Bu, insan zihninin zaman-mekân algısına dair bilimsel tartışmaları akla getiriyor. “Kapalı sistemlerde zaman algısı bozulur” önermesi, romanın yapısıyla örtüşüyor.
Ayrıca kalenin mekanik düzeni – nöbetler, talimler, raporlar – teknik işleyişin sürekliliğini simgeliyor.
Her şey çalışır, ama bir hedef uğruna değil. Bu, günümüz bürokrasilerinde de sıkça görülen “amaçsız teknik işleyiş”sendromuna işaret ediyor. Teknoloji ve düzen işleyebilir ama insan bu düzende anlam bulamayabilir.
Drogo'nun ömrü, büyük bir savaşın hiçbir zaman gelmediği bir bekleyişle geçiyor. Ve ne zaman ki ölüm yaklaşıyor, insanın içinde anlam arayan ses tekrar yükseliyor. Ama bu ses, bastırılmıştır; çünkü hayat çoktan tüketilmiştir.
Buzzati burada şu soruyu soruyor: Hayat, sadece sonuçlar üzerinden mi anlamlıdır, yoksa sürecin kendisi de bir anlam taşıyabilir mi?
“Tatar Çölü”, bu sorunun cevabını vermiyor. Ama onu derinlemesine sorduruyor.
Beklemek, çoğu zaman yaşamaktır. Ama neyi beklediğimizi bilmiyorsak, bu yaşam yalnızca zamanın kemirdiği bir iskelet olabilir.

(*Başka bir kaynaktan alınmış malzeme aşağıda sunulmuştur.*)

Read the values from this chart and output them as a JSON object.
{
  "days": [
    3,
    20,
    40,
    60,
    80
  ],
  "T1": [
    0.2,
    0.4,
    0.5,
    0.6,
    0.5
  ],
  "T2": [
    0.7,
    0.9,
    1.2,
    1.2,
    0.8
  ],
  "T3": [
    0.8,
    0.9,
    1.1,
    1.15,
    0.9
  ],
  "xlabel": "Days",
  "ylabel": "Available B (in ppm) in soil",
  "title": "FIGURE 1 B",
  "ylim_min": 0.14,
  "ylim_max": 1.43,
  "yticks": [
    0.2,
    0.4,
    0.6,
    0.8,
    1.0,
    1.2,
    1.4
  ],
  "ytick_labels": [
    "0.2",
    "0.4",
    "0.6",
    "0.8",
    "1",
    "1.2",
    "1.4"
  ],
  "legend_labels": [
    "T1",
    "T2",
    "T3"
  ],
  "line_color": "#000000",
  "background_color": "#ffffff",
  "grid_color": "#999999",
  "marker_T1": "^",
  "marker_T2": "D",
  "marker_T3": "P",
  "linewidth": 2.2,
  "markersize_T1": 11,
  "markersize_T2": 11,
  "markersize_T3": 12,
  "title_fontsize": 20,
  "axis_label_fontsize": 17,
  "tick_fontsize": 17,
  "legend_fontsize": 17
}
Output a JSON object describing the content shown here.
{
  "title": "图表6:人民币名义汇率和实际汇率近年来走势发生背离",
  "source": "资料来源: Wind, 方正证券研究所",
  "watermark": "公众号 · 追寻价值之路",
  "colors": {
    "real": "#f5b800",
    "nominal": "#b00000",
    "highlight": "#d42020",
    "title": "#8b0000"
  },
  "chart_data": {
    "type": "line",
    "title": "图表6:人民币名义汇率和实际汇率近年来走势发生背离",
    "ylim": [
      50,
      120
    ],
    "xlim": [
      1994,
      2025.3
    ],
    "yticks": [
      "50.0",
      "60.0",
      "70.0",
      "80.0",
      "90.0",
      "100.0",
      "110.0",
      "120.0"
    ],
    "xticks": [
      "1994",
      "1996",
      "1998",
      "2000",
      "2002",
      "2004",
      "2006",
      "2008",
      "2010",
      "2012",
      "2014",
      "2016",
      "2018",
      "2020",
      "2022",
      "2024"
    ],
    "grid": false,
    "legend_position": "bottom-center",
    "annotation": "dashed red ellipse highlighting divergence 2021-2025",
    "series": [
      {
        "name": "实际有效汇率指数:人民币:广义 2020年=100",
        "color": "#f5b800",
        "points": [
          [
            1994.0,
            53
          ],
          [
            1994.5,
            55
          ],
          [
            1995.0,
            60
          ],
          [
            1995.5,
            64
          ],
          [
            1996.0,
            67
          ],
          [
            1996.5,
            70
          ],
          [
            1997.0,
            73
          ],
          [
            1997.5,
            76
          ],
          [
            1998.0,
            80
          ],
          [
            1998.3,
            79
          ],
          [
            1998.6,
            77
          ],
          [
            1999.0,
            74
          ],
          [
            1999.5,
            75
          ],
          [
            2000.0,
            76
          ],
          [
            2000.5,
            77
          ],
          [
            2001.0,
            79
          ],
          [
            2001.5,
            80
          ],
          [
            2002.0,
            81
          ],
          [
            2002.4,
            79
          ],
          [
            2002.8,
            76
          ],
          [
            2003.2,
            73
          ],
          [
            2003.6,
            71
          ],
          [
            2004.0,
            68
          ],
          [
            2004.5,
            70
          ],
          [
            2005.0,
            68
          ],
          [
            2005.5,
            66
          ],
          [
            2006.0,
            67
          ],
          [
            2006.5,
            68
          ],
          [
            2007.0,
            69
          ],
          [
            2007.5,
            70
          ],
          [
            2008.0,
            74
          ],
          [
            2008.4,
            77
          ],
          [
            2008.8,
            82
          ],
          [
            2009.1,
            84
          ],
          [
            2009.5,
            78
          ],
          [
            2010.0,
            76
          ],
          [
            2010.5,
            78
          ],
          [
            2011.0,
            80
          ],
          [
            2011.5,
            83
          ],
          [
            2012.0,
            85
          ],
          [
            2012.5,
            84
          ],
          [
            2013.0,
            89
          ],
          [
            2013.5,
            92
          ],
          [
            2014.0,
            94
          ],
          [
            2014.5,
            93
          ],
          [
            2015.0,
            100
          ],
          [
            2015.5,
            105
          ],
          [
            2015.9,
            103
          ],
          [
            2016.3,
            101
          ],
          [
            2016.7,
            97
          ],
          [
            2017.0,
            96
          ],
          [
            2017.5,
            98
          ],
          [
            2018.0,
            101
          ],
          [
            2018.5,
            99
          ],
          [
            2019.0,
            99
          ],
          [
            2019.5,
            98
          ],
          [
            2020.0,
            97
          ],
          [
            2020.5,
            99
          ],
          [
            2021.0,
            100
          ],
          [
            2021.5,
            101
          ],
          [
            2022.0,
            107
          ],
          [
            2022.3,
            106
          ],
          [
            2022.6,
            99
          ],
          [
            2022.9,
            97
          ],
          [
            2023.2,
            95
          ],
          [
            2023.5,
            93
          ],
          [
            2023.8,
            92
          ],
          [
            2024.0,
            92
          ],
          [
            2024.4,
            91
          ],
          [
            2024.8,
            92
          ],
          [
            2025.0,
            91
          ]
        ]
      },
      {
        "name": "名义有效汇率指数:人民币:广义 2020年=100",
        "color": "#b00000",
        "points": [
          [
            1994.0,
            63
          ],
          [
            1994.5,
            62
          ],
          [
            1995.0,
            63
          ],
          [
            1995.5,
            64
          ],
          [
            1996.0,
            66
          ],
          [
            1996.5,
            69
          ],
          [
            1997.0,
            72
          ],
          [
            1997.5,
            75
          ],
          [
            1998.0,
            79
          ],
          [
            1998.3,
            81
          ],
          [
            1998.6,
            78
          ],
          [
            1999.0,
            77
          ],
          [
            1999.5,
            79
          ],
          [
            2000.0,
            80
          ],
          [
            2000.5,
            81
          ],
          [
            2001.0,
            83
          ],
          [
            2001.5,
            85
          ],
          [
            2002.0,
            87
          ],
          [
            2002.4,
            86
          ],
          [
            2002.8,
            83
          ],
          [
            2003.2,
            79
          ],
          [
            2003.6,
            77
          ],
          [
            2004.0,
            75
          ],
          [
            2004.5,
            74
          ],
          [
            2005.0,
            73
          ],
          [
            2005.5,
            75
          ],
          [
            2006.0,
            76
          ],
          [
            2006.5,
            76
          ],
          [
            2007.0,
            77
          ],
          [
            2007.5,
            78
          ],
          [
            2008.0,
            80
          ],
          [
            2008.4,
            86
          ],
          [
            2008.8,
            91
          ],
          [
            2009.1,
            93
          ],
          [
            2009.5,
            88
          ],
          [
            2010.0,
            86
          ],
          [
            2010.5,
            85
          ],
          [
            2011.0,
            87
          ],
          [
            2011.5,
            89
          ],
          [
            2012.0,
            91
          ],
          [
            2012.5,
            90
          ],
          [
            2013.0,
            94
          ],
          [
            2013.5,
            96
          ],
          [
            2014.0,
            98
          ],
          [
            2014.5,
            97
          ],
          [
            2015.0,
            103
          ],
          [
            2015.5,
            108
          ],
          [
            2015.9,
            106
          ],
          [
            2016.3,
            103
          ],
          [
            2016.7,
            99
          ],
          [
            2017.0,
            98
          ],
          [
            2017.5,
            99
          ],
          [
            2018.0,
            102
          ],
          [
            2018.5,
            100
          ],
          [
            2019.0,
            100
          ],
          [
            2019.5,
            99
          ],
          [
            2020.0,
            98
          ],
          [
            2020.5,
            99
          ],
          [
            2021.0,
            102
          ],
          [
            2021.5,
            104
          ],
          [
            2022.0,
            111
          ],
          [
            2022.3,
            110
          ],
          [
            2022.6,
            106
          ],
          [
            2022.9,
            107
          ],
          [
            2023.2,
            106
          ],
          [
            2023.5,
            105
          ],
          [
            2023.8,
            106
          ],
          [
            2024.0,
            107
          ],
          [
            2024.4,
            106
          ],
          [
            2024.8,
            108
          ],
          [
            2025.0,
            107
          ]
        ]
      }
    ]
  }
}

Buzzati’nin“Tatar Çölü”, insanlık durumuna dair kalıcı bir sorgulama metni olarak bugün de geçerliliğini koruyor.
Belki de bugün bizler de kendi BastianiKalesi’mizdeyiz.
Savaş yok. Düşman belirsiz.
Ama görev sürüyor.
Ve gün geçtikçe, kaleden ayrılmak daha da zorlaşıyor.
Büyük bir “şeyin” gelmesini bekliyoruz.
Ve belki, o şey hiç gelmeyecek.
Ama biz yine de kalede kalmaya devam ediyoruz.